Since then, 1 million have returned from the “Arab triangle,” with 180,000 arriving just since November, according to the UN. More than half a million more are expected to return South this year. As in Darfur, the displacement of millions of people has left the majority destitute and hungry. Nearly one in seven children dies before reaching age five.
It was not always this way. South Sudan’s vast territory possesses rich soil, water from the Nile, and more cattle per capita than anywhere else in Africa. During the decade of respite from civil war from 1972-83, the region was quickly becoming the breadbasket of the region, according to specialist Alex de Waal.
Oil revenue will help in rebuilding people’s lives — if it doesn’t end up in the pockets of a new elite that has grown up since the cease-fire. The successors of Garang are president Salva Kiir, a Dinka and a war hero, and vice president Riek Machar, a strongman of the next-largest tribe, the Nuer.
The allotment of positions by ethnic group could portend a future of narrow, competing fiefdoms — a recipe for corruption and government nonfeasance. Mbeki told the New York Times that if South Sudan fails to “manage [its] diversity carefully…you will get the same fractures that took place in the whole of Sudan in south Sudan.”
Ethnic cleavages may shape the outcomes of two major unresolved questions of the secession — citizenship rights and the status of Abyei.
Residents of Abyei, the oil-rich province that straddles the border, were supposed to choose whether to join the North or South at the same time that Southerners voted on secession, but negotiators deadlocked on who qualified as a resident. Many people in Abyei are nomadic, so their residence may be questioned, but the real source of contention is that the Misseriya tribe fought on the side of Khartoum during the civil war — and might tip the vote toward the North.
It’s also still not clear whether Southerners in the North — or vice versa — will have citizenship rights where they live. In a worst-case scenario, ethnic cleansing would be the final midwife to national separation.
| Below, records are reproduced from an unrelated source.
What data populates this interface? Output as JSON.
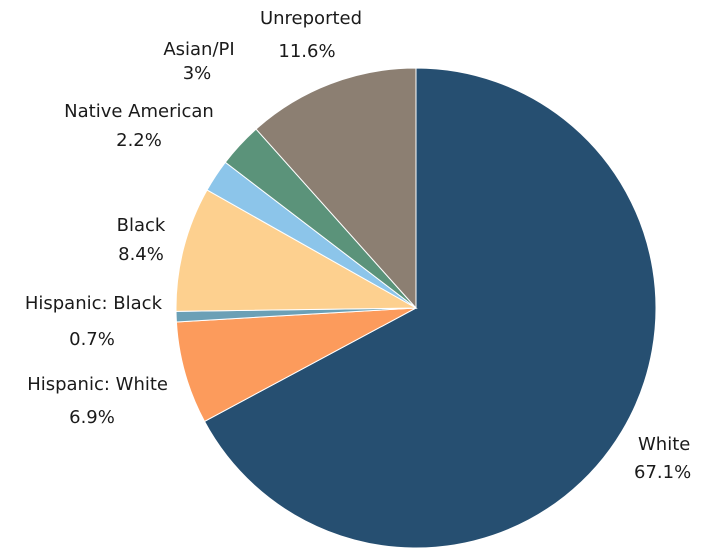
{
  "chart_data": {
    "type": "pie",
    "title": "",
    "start": "12 o'clock",
    "direction": "clockwise",
    "legend": "none",
    "slices": [
      {
        "name": "White",
        "value": 67.1,
        "label_value": "67.1%",
        "color": "#264f71"
      },
      {
        "name": "Hispanic: White",
        "value": 6.9,
        "label_value": "6.9%",
        "color": "#fc9b5c"
      },
      {
        "name": "Hispanic: Black",
        "value": 0.7,
        "label_value": "0.7%",
        "color": "#6ba0b6"
      },
      {
        "name": "Black",
        "value": 8.4,
        "label_value": "8.4%",
        "color": "#fdd08f"
      },
      {
        "name": "Native American",
        "value": 2.2,
        "label_value": "2.2%",
        "color": "#8cc5ea"
      },
      {
        "name": "Asian/PI",
        "value": 3,
        "label_value": "3%",
        "color": "#5b937a"
      },
      {
        "name": "Unreported",
        "value": 11.6,
        "label_value": "11.6%",
        "color": "#8c7f72"
      }
    ]
  }
}
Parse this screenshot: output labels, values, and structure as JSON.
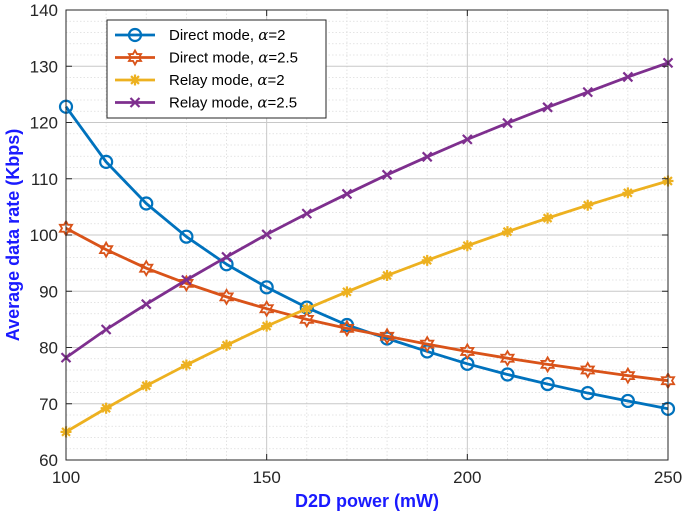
{
  "chart_data": {
    "type": "line",
    "xlabel": "D2D power (mW)",
    "ylabel": "Average data rate (Kbps)",
    "xlim": [
      100,
      250
    ],
    "ylim": [
      60,
      140
    ],
    "xticks": [
      "100",
      "150",
      "200",
      "250"
    ],
    "yticks": [
      "60",
      "70",
      "80",
      "90",
      "100",
      "110",
      "120",
      "130",
      "140"
    ],
    "grid": true,
    "grid_minor": true,
    "legend_position": "top-left",
    "x": [
      100,
      110,
      120,
      130,
      140,
      150,
      160,
      170,
      180,
      190,
      200,
      210,
      220,
      230,
      240,
      250
    ],
    "series": [
      {
        "name": "Direct mode, α=2",
        "name_prefix": "Direct mode, ",
        "name_alpha": "α",
        "name_suffix": "=2",
        "color": "#0072bd",
        "marker": "circle",
        "values": [
          122.8,
          113.0,
          105.6,
          99.7,
          94.8,
          90.7,
          87.1,
          84.0,
          81.6,
          79.3,
          77.1,
          75.2,
          73.5,
          71.9,
          70.5,
          69.1
        ]
      },
      {
        "name": "Direct mode, α=2.5",
        "name_prefix": "Direct mode, ",
        "name_alpha": "α",
        "name_suffix": "=2.5",
        "color": "#d95319",
        "marker": "hexagram",
        "values": [
          101.2,
          97.4,
          94.1,
          91.4,
          89.0,
          86.9,
          85.0,
          83.4,
          82.0,
          80.6,
          79.3,
          78.1,
          77.0,
          76.0,
          75.0,
          74.1
        ]
      },
      {
        "name": "Relay mode, α=2",
        "name_prefix": "Relay mode, ",
        "name_alpha": "α",
        "name_suffix": "=2",
        "color": "#edb120",
        "marker": "asterisk",
        "values": [
          65.0,
          69.2,
          73.2,
          76.9,
          80.4,
          83.8,
          86.9,
          89.9,
          92.8,
          95.5,
          98.1,
          100.6,
          103.0,
          105.3,
          107.5,
          109.6
        ]
      },
      {
        "name": "Relay mode, α=2.5",
        "name_prefix": "Relay mode, ",
        "name_alpha": "α",
        "name_suffix": "=2.5",
        "color": "#7e2f8e",
        "marker": "x",
        "values": [
          78.2,
          83.2,
          87.7,
          92.0,
          96.1,
          100.1,
          103.8,
          107.3,
          110.7,
          113.9,
          117.0,
          119.9,
          122.7,
          125.4,
          128.1,
          130.6
        ]
      }
    ]
  }
}
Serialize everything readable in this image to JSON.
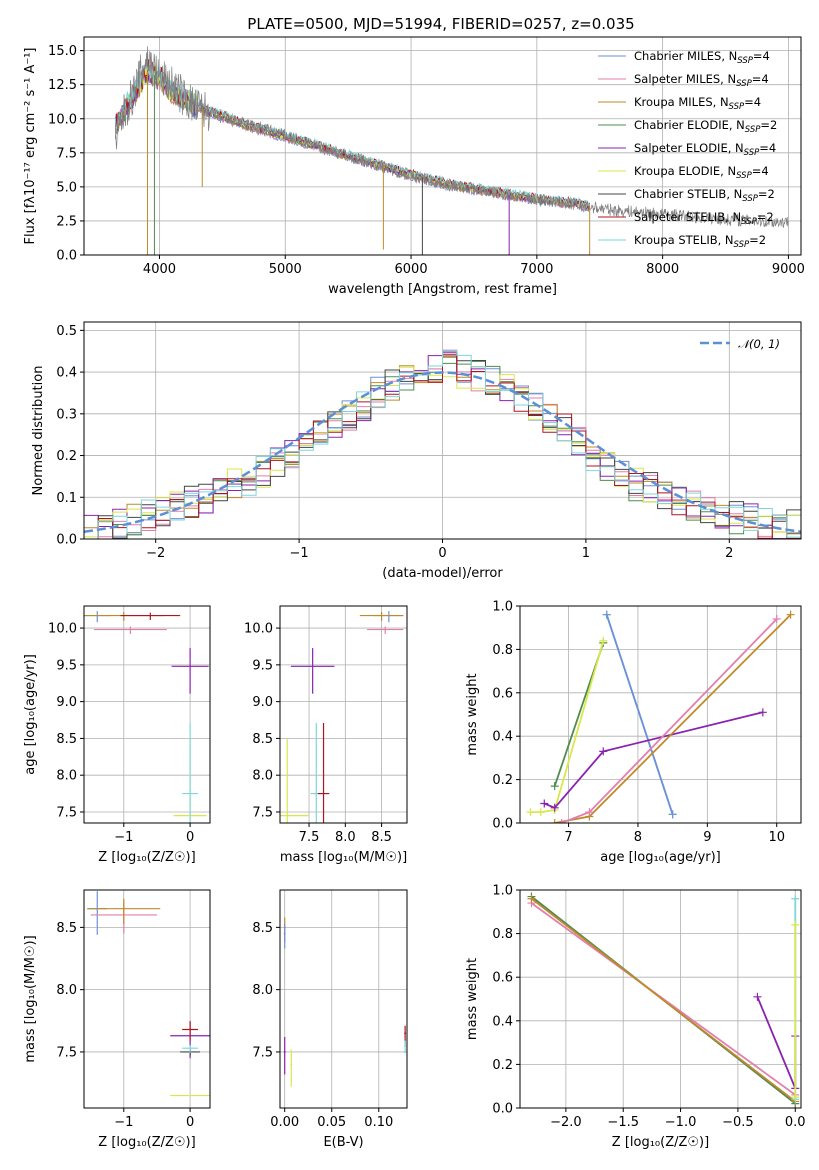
{
  "series_colors": [
    {
      "name": "Chabrier MILES",
      "color": "#6f8fd6"
    },
    {
      "name": "Salpeter MILES",
      "color": "#e27fae"
    },
    {
      "name": "Kroupa MILES",
      "color": "#c08a2a"
    },
    {
      "name": "Chabrier ELODIE",
      "color": "#4f8d4f"
    },
    {
      "name": "Salpeter ELODIE",
      "color": "#8a22b0"
    },
    {
      "name": "Kroupa ELODIE",
      "color": "#d8e84a"
    },
    {
      "name": "Chabrier STELIB",
      "color": "#444444"
    },
    {
      "name": "Salpeter STELIB",
      "color": "#b0141e"
    },
    {
      "name": "Kroupa STELIB",
      "color": "#7fd6d9"
    }
  ],
  "chart_data": [
    {
      "id": "spectrum",
      "type": "line",
      "title": "PLATE=0500, MJD=51994, FIBERID=0257, z=0.035",
      "xlabel": "wavelength [Angstrom, rest frame]",
      "ylabel": "Flux [fλ10⁻¹⁷ erg cm⁻² s⁻¹ A⁻¹]",
      "xlim": [
        3400,
        9100
      ],
      "ylim": [
        0,
        16
      ],
      "xticks": [
        "4000",
        "5000",
        "6000",
        "7000",
        "8000",
        "9000"
      ],
      "xtick_values": [
        4000,
        5000,
        6000,
        7000,
        8000,
        9000
      ],
      "yticks": [
        "0.0",
        "2.5",
        "5.0",
        "7.5",
        "10.0",
        "12.5",
        "15.0"
      ],
      "ytick_values": [
        0,
        2.5,
        5,
        7.5,
        10,
        12.5,
        15
      ],
      "legend_position": "top-right",
      "legend": [
        {
          "text": "Chabrier MILES, N",
          "sub": "SSP",
          "tail": "=4"
        },
        {
          "text": "Salpeter MILES, N",
          "sub": "SSP",
          "tail": "=4"
        },
        {
          "text": "Kroupa MILES, N",
          "sub": "SSP",
          "tail": "=4"
        },
        {
          "text": "Chabrier ELODIE, N",
          "sub": "SSP",
          "tail": "=2"
        },
        {
          "text": "Salpeter ELODIE, N",
          "sub": "SSP",
          "tail": "=4"
        },
        {
          "text": "Kroupa ELODIE, N",
          "sub": "SSP",
          "tail": "=4"
        },
        {
          "text": "Chabrier STELIB, N",
          "sub": "SSP",
          "tail": "=2"
        },
        {
          "text": "Salpeter STELIB, N",
          "sub": "SSP",
          "tail": "=2"
        },
        {
          "text": "Kroupa STELIB, N",
          "sub": "SSP",
          "tail": "=2"
        }
      ],
      "data_curve": {
        "x": [
          3650,
          3700,
          3800,
          3900,
          4000,
          4100,
          4200,
          4300,
          4400,
          4500,
          4700,
          5000,
          5300,
          5600,
          6000,
          6300,
          6600,
          7000,
          7300,
          7600,
          8000,
          8500,
          9000
        ],
        "y": [
          8.0,
          10.0,
          12.0,
          14.5,
          13.0,
          12.5,
          11.5,
          10.8,
          10.5,
          10.0,
          9.6,
          8.8,
          7.8,
          7.0,
          5.8,
          5.1,
          4.7,
          4.1,
          3.7,
          3.3,
          3.0,
          2.6,
          2.4
        ]
      },
      "model_curve": {
        "x": [
          3650,
          3700,
          3800,
          3900,
          4000,
          4100,
          4200,
          4300,
          4400,
          4500,
          4700,
          5000,
          5300,
          5600,
          6000,
          6300,
          6600,
          7000,
          7300,
          7400
        ],
        "y": [
          9.5,
          10.3,
          11.8,
          13.5,
          13.0,
          12.0,
          11.5,
          10.9,
          10.5,
          10.2,
          9.5,
          8.7,
          7.9,
          7.0,
          5.9,
          5.2,
          4.7,
          4.1,
          3.8,
          3.6
        ]
      }
    },
    {
      "id": "residuals",
      "type": "line",
      "xlabel": "(data-model)/error",
      "ylabel": "Normed distribution",
      "xlim": [
        -2.5,
        2.5
      ],
      "ylim": [
        0,
        0.52
      ],
      "xticks": [
        "−2",
        "−1",
        "0",
        "1",
        "2"
      ],
      "xtick_values": [
        -2,
        -1,
        0,
        1,
        2
      ],
      "yticks": [
        "0.0",
        "0.1",
        "0.2",
        "0.3",
        "0.4",
        "0.5"
      ],
      "ytick_values": [
        0,
        0.1,
        0.2,
        0.3,
        0.4,
        0.5
      ],
      "legend_position": "top-right",
      "legend": [
        {
          "text": "𝒩(0, 1)",
          "color": "#5b8fd6"
        }
      ],
      "gaussian": {
        "mu": 0,
        "sigma": 1
      },
      "hist_bins": {
        "start": -2.5,
        "width": 0.1,
        "count": 50
      },
      "hist_base": [
        0.02,
        0.03,
        0.04,
        0.05,
        0.06,
        0.07,
        0.08,
        0.09,
        0.1,
        0.12,
        0.13,
        0.14,
        0.16,
        0.18,
        0.2,
        0.22,
        0.25,
        0.27,
        0.3,
        0.32,
        0.35,
        0.37,
        0.38,
        0.39,
        0.4,
        0.42,
        0.4,
        0.39,
        0.38,
        0.36,
        0.34,
        0.31,
        0.29,
        0.26,
        0.23,
        0.2,
        0.18,
        0.16,
        0.13,
        0.12,
        0.1,
        0.09,
        0.08,
        0.07,
        0.06,
        0.05,
        0.05,
        0.04,
        0.03,
        0.03
      ]
    },
    {
      "id": "age-vs-Z",
      "type": "scatter",
      "xlabel": "Z [log₁₀(Z/Z☉)]",
      "ylabel": "age  [log₁₀(age/yr)]",
      "xlim": [
        -1.6,
        0.3
      ],
      "ylim": [
        7.35,
        10.3
      ],
      "xticks": [
        "−1",
        "0"
      ],
      "xtick_values": [
        -1,
        0
      ],
      "yticks": [
        "7.5",
        "8.0",
        "8.5",
        "9.0",
        "9.5",
        "10.0"
      ],
      "ytick_values": [
        7.5,
        8.0,
        8.5,
        9.0,
        9.5,
        10.0
      ],
      "points": [
        {
          "s": 0,
          "x": -1.4,
          "y": 10.17,
          "xe": 0.2,
          "ye": 0.15
        },
        {
          "s": 1,
          "x": -0.9,
          "y": 9.98,
          "xe": 0.55,
          "ye": 0.1
        },
        {
          "s": 2,
          "x": -1.0,
          "y": 10.17,
          "xe": 0.6,
          "ye": 0.12
        },
        {
          "s": 4,
          "x": 0.0,
          "y": 9.48,
          "xe": 0.28,
          "ye": 0.62
        },
        {
          "s": 5,
          "x": 0.0,
          "y": 7.45,
          "xe": 0.25,
          "ye": 2.6
        },
        {
          "s": 8,
          "x": 0.0,
          "y": 7.75,
          "xe": 0.12,
          "ye": 2.4
        },
        {
          "s": 7,
          "x": -0.6,
          "y": 10.17,
          "xe": 0.45,
          "ye": 0.1
        }
      ]
    },
    {
      "id": "age-vs-mass",
      "type": "scatter",
      "xlabel": "mass [log₁₀(M/M☉)]",
      "ylabel": "",
      "xlim": [
        7.1,
        8.85
      ],
      "ylim": [
        7.35,
        10.3
      ],
      "xticks": [
        "7.5",
        "8.0",
        "8.5"
      ],
      "xtick_values": [
        7.5,
        8.0,
        8.5
      ],
      "yticks": [
        "7.5",
        "8.0",
        "8.5",
        "9.0",
        "9.5",
        "10.0"
      ],
      "ytick_values": [
        7.5,
        8.0,
        8.5,
        9.0,
        9.5,
        10.0
      ],
      "points": [
        {
          "s": 5,
          "x": 7.2,
          "y": 7.45,
          "xe": 0.3,
          "ye": 2.6
        },
        {
          "s": 4,
          "x": 7.55,
          "y": 9.48,
          "xe": 0.3,
          "ye": 0.62
        },
        {
          "s": 8,
          "x": 7.6,
          "y": 7.75,
          "xe": 0.08,
          "ye": 2.4
        },
        {
          "s": 7,
          "x": 7.7,
          "y": 7.75,
          "xe": 0.08,
          "ye": 2.4
        },
        {
          "s": 0,
          "x": 8.6,
          "y": 10.17,
          "xe": 0.2,
          "ye": 0.15
        },
        {
          "s": 1,
          "x": 8.55,
          "y": 9.98,
          "xe": 0.25,
          "ye": 0.1
        },
        {
          "s": 2,
          "x": 8.5,
          "y": 10.17,
          "xe": 0.3,
          "ye": 0.12
        }
      ]
    },
    {
      "id": "massweight-vs-age",
      "type": "line",
      "xlabel": "age  [log₁₀(age/yr)]",
      "ylabel": "mass weight",
      "xlim": [
        6.3,
        10.35
      ],
      "ylim": [
        0,
        1
      ],
      "xticks": [
        "7",
        "8",
        "9",
        "10"
      ],
      "xtick_values": [
        7,
        8,
        9,
        10
      ],
      "yticks": [
        "0.0",
        "0.2",
        "0.4",
        "0.6",
        "0.8",
        "1.0"
      ],
      "ytick_values": [
        0,
        0.2,
        0.4,
        0.6,
        0.8,
        1.0
      ],
      "lines": [
        {
          "s": 3,
          "x": [
            6.8,
            7.5
          ],
          "y": [
            0.17,
            0.83
          ]
        },
        {
          "s": 5,
          "x": 6.5,
          "xs": [
            6.45,
            6.6,
            6.8,
            7.5
          ],
          "ys": [
            0.05,
            0.05,
            0.06,
            0.84
          ]
        },
        {
          "s": 8,
          "x": [
            7.55,
            8.5
          ],
          "y": [
            0.96,
            0.04
          ]
        },
        {
          "s": 0,
          "x": [
            7.55,
            8.5
          ],
          "y": [
            0.96,
            0.04
          ]
        },
        {
          "s": 4,
          "x": [
            6.65,
            6.8,
            7.5,
            9.8
          ],
          "y": [
            0.09,
            0.07,
            0.33,
            0.51
          ]
        },
        {
          "s": 2,
          "x": [
            6.8,
            7.3,
            10.2
          ],
          "y": [
            0.0,
            0.03,
            0.96
          ]
        },
        {
          "s": 1,
          "x": [
            6.9,
            7.3,
            10.0
          ],
          "y": [
            0.0,
            0.05,
            0.94
          ]
        }
      ]
    },
    {
      "id": "mass-vs-Z",
      "type": "scatter",
      "xlabel": "Z [log₁₀(Z/Z☉)]",
      "ylabel": "mass [log₁₀(M/M☉)]",
      "xlim": [
        -1.6,
        0.3
      ],
      "ylim": [
        7.05,
        8.8
      ],
      "xticks": [
        "−1",
        "0"
      ],
      "xtick_values": [
        -1,
        0
      ],
      "yticks": [
        "7.5",
        "8.0",
        "8.5"
      ],
      "ytick_values": [
        7.5,
        8.0,
        8.5
      ],
      "points": [
        {
          "s": 0,
          "x": -1.4,
          "y": 8.65,
          "xe": 0.15,
          "ye": 0.35
        },
        {
          "s": 1,
          "x": -1.0,
          "y": 8.6,
          "xe": 0.5,
          "ye": 0.25
        },
        {
          "s": 2,
          "x": -1.0,
          "y": 8.65,
          "xe": 0.55,
          "ye": 0.2
        },
        {
          "s": 4,
          "x": 0.0,
          "y": 7.63,
          "xe": 0.3,
          "ye": 0.3
        },
        {
          "s": 5,
          "x": 0.0,
          "y": 7.15,
          "xe": 0.3,
          "ye": 0.01
        },
        {
          "s": 6,
          "x": 0.0,
          "y": 7.5,
          "xe": 0.15,
          "ye": 0.05
        },
        {
          "s": 7,
          "x": 0.0,
          "y": 7.68,
          "xe": 0.12,
          "ye": 0.15
        },
        {
          "s": 8,
          "x": 0.0,
          "y": 7.53,
          "xe": 0.12,
          "ye": 0.06
        }
      ]
    },
    {
      "id": "mass-vs-ebv",
      "type": "scatter",
      "xlabel": "E(B-V)",
      "ylabel": "",
      "xlim": [
        -0.005,
        0.13
      ],
      "ylim": [
        7.05,
        8.8
      ],
      "xticks": [
        "0.00",
        "0.05",
        "0.10"
      ],
      "xtick_values": [
        0,
        0.05,
        0.1
      ],
      "yticks": [
        "7.5",
        "8.0",
        "8.5"
      ],
      "ytick_values": [
        7.5,
        8.0,
        8.5
      ],
      "points": [
        {
          "s": 2,
          "x": 0.0,
          "y": 8.5,
          "xe": 0.001,
          "ye": 0.2
        },
        {
          "s": 0,
          "x": 0.0,
          "y": 8.45,
          "xe": 0.001,
          "ye": 0.2
        },
        {
          "s": 4,
          "x": 0.0,
          "y": 7.5,
          "xe": 0.001,
          "ye": 0.3
        },
        {
          "s": 5,
          "x": 0.007,
          "y": 7.4,
          "xe": 0.001,
          "ye": 0.3
        },
        {
          "s": 7,
          "x": 0.128,
          "y": 7.65,
          "xe": 0.001,
          "ye": 0.15
        },
        {
          "s": 8,
          "x": 0.128,
          "y": 7.55,
          "xe": 0.001,
          "ye": 0.1
        }
      ]
    },
    {
      "id": "massweight-vs-Z",
      "type": "line",
      "xlabel": "Z [log₁₀(Z/Z☉)]",
      "ylabel": "mass weight",
      "xlim": [
        -2.4,
        0.05
      ],
      "ylim": [
        0,
        1
      ],
      "xticks": [
        "−2.0",
        "−1.5",
        "−1.0",
        "−0.5",
        "0.0"
      ],
      "xtick_values": [
        -2,
        -1.5,
        -1,
        -0.5,
        0
      ],
      "yticks": [
        "0.0",
        "0.2",
        "0.4",
        "0.6",
        "0.8",
        "1.0"
      ],
      "ytick_values": [
        0,
        0.2,
        0.4,
        0.6,
        0.8,
        1.0
      ],
      "lines": [
        {
          "s": 3,
          "x": [
            -2.3,
            0.0
          ],
          "y": [
            0.97,
            0.02
          ]
        },
        {
          "s": 1,
          "x": [
            -2.3,
            0.0
          ],
          "y": [
            0.94,
            0.06
          ]
        },
        {
          "s": 2,
          "x": [
            -2.3,
            0.0
          ],
          "y": [
            0.96,
            0.03
          ]
        },
        {
          "s": 4,
          "x": [
            -0.33,
            0.0,
            0.0
          ],
          "y": [
            0.51,
            0.09,
            0.33
          ]
        },
        {
          "s": 8,
          "x": [
            0.0,
            0.0
          ],
          "y": [
            0.96,
            0.04
          ]
        },
        {
          "s": 5,
          "x": [
            0.0,
            0.0
          ],
          "y": [
            0.84,
            0.05
          ]
        }
      ]
    }
  ]
}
The Northern regime has already announced plans to deport homeless child refugees back to the South, according to the Sudan Tribune.
Much thus depends on what happens in Northern politics. With the vote on secession, Bashir’s fate is now tied more closely to the U.S. Obama’s offer to lift sanctions was not just a bribe to get Bashir to respect the vote. It was also a lifeline for Bashir as he faces critics who will say he “lost” the South and got nothing for it.
Bashir faces opposition on all sides, from Africans in Darfur to the Beja rebels — and, crucially, from the Islamists including Turabi, who have a national base. Bashir placed Turabi under arrest after the secession vote when Turabi called for a Tunisia-style uprising in Sudan.
Bashir, like Nimeiry before him, may also face opposition from the urban poor. In anticipation of the loss of oil revenues to South Sudan, Bashir raised the price of sugar and fuel, according to Nisrin Elamin, writing on pambazuka.org . In the same week, U.S. agriculture officials seconded the UN’s recent warning of a potential “food price shock” worldwide.
With the Tunisian and Algerian revolts in mind, U.S. officials may tilt even more toward support of Bashir as they fear what forces would replace them. They could offer relief, for example, from Sudan’s $36 billion foreign debt. That would give Bashir incentive to keeping playing along with the peaceful separation of the South.